Das Werkstattrisiko schützt übrigens nur den Geschädigten, nicht aber die Werkstatt selber. Als Dienstleister kann diese nur den im Sinne des § 249 Abs. 2 BGB „erforderlichen“ Geldbetrag vom Schädiger verlangen. Soweit sie darüber hinaus abgerechnet hat, hat sie den zu viel gezahlten Betrag aus abgetretenem Recht an den Versicherer zurückzuerstatten (s.a. AG Kassel, Urt. v. 14.05.2021, Az. 435 C 449/21).
Allerdings ist die Werkstatt geschützt, wenn sie die Reparatur aufgrund eines vorliegenden Sachverständigengutachtens repariert und von diesem nicht abweicht. so hat z.B. das AG Friedberg in einem Urteil vom 21.11.2022 (Az. 2 C 914/21) festgestellt, dass eine Werkstatt bei einem Sachverständigengutachten grds. davon ausgehen kann, dass die dort aufgeführten Reparaturen zur Schadensbeseitigung erforderlich sind. Eine Pflicht das Gutachten zu hinterfragen besteht demzufolge nur dann, wenn substantiierte Hinweise für dessen Fehlerhaftigkeit bestehen.
Übrigens
Die Abtretung hängt nicht davon ab, dass etwaige Ansprüche gegen die Reparaturwerkstatt tatsächlich bestehen. Es reicht aus, dass das Vorhandensein solcher Ansprüche möglich ist. Ob tatsächlich ein Anspruch besteht, ist im Verhältnis zwischen dem Versicherer und der Reparaturwerkstatt zu klären (AG Kassel, Urt. v. 08.02.2018, Az. 435 C 4137/17).

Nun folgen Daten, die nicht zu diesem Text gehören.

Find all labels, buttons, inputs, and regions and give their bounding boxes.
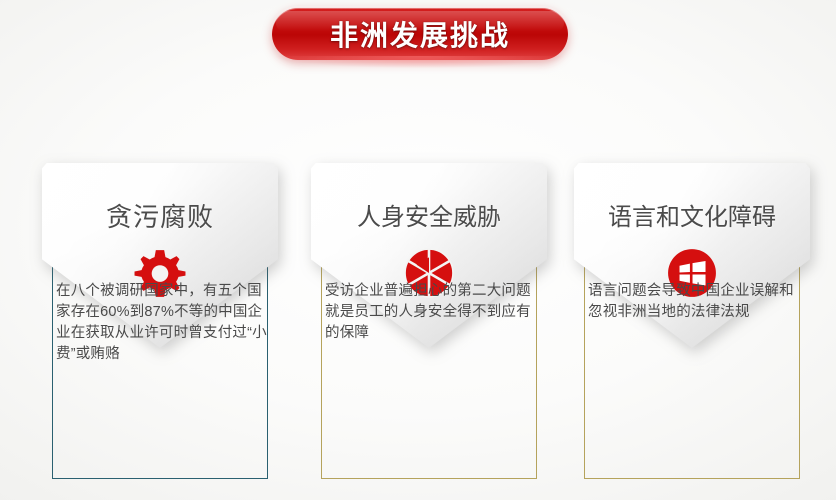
card-body-text: 受访企业普遍担心的第二大问题就是员工的人身安全得不到应有的保障 — [325, 281, 537, 344]
page-title: 非洲发展挑战 — [330, 14, 510, 54]
title-banner: 非洲发展挑战 — [272, 8, 568, 60]
card-heading: 人身安全威胁 — [311, 197, 547, 232]
card-heading: 语言和文化障碍 — [574, 197, 810, 232]
card-body-text: 在八个被调研国家中，有五个国家存在60%到87%不等的中国企业在获取从业许可时曾… — [56, 281, 268, 365]
card-body-text: 语言问题会导致中国企业误解和忽视非洲当地的法律法规 — [588, 281, 800, 323]
challenge-card-personal-safety: 人身安全威胁 — [311, 163, 547, 483]
challenge-card-language-culture: 语言和文化障碍 语言问题会导致中国企业误解和忽视非洲当地的法律法规 — [574, 163, 810, 483]
card-heading: 贪污腐败 — [42, 197, 278, 234]
slide-canvas: 非洲发展挑战 贪污腐败 在八个被调研国家中，有五个国家存在60%到87%不等的中… — [0, 0, 836, 500]
challenge-card-corruption: 贪污腐败 在八个被调研国家中，有五个国家存在60%到87%不等的中国企业在获取从… — [42, 163, 278, 483]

Führt eine Reparaturwerkstatt bestimmte Arbeiten nicht selber durch (z.B. Lackierarbeiten), sondern bedient sich hierzu eines weiteren Dienstleisters, besteht weder gegenüber dem Geschädigten noch gegenüber dem Haftpflichtversicherer eine Pflicht, Kalkulationen oder Fremdrechnungen offen zu legen (LG Bremen, Urt. v. 22.12.2021, Az. 4 S 187/21; AG Neustadt am Rübenberge, Urt. v. 18.02.2022, Az. 48 C 498/20). Dafür spricht im Übrigen auch, dass ein Besteller „mangels besonderer Vereinbarung keinen Anspruch auf Offenlegung interner Kalkulationsgrundlagen des Unternehmens“ hat (AG Lünen, Urt. v. 24.02.2022, Az. 7 V 231/21).